Greek Ideals Come to Life at Annual Fifth Grade Pentathlon

The annual Fifth Grade Pentathlon took place last week at the Lake Champlain Waldorf School in Shelburne, VT, with our school joining other Waldorf schools from across Vermont, New Hampshire and New York. This annual fifth grade tradition brings the students a chance to live into their curriculum, specifically Greek history, for two days. As with all aspects of Waldorf curriculum, the event is designed to align with the students' development. In fifth grade, as students are experiencing the height of childhood just before moving into middle school, the study of history evolves from story and legend into written history. The class begins the year studying ancient Mesopotamia, India and Egypt. Later in the year, they study ancient Greece and the emergence of democracy, theater, philosophy and poetry.

At the pentathlon, the schools are mixed and each student spends two days as a "citizen" of one of the city states they learned about - Marathon, Athens, Sparta and Corinth - with students from the other schools.
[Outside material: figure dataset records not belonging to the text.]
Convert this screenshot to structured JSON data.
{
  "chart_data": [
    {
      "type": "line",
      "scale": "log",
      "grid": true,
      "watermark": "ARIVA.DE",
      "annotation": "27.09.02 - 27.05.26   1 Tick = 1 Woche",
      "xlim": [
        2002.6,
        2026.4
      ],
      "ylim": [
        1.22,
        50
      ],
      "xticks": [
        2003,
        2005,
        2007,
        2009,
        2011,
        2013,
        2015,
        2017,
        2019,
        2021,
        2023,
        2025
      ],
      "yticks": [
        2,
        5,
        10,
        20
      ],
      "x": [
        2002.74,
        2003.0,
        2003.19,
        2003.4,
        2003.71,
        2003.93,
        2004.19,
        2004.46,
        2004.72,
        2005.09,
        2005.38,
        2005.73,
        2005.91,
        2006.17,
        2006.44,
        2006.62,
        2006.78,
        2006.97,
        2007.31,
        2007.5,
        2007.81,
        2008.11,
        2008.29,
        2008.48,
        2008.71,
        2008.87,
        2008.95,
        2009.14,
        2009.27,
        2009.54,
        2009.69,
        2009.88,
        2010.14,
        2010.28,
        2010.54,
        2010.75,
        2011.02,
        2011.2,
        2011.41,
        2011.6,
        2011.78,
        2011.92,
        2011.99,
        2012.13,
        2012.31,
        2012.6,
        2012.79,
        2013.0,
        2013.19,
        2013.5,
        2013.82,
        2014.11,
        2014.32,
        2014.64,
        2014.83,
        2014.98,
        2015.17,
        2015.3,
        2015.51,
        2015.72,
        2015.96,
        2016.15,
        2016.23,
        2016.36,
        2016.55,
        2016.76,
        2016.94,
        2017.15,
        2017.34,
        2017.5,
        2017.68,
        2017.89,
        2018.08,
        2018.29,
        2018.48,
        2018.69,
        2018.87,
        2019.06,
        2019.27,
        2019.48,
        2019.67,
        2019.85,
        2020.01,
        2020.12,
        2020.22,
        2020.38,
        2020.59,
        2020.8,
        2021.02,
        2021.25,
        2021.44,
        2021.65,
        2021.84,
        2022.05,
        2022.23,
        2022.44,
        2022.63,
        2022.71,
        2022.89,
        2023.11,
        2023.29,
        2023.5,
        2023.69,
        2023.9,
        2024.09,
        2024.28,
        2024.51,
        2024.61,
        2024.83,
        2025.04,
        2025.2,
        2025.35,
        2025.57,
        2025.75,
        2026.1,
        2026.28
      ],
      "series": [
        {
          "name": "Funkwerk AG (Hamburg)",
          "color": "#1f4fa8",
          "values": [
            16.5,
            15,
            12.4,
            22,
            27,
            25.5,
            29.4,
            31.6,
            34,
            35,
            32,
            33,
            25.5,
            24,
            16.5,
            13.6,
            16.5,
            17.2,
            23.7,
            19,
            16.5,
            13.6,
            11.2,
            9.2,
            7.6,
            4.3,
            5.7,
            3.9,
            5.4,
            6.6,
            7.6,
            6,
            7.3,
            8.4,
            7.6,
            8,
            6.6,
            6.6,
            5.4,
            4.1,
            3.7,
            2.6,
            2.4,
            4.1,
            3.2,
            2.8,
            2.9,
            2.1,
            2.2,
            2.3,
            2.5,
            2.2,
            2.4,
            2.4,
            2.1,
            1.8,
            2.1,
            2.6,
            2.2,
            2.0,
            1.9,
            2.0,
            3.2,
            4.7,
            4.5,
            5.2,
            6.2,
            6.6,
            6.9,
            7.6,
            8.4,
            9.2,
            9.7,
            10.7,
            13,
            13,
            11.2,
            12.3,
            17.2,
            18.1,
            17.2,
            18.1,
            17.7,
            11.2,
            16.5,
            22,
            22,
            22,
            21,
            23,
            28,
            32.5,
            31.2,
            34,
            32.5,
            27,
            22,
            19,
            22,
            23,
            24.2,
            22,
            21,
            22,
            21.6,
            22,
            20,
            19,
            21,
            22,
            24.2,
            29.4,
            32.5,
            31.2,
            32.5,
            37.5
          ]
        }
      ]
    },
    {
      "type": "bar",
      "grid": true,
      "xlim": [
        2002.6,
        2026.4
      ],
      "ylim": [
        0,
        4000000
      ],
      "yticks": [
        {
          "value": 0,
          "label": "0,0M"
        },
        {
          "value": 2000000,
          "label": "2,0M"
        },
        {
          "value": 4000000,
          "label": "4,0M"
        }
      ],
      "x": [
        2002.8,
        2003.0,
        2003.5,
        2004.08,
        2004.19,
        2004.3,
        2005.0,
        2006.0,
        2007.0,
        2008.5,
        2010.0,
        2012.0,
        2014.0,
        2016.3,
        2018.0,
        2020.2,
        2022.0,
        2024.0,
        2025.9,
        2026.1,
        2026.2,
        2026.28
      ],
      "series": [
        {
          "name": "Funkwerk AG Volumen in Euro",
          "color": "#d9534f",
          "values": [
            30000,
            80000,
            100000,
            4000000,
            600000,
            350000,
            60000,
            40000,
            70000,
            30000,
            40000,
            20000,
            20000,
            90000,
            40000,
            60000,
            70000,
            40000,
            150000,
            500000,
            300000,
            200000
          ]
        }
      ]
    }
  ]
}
An interdisciplinary combination of phys ed and main lesson comes to life as they participate in five athletic events - sprint, javelin, long jump, discus and wrestling. Throughout the year, while our class was learning about the history, culture and values of Ancient Greece with Mrs. Therrien, Mr. Stewart was teaching them the finer points of each athletic discipline - all of which were considered to be useful in war or battle and part of military training in Ancient Greece. In the true spirit of the Greek Olympiad, all thoughts of conflict are put aside as the city states come together to celebrate through athletics. Technique, beauty and grace are the focus of the games with athletes striving for a well-rounded classical Greek ideal and judges taking note of how each athlete embodies these values.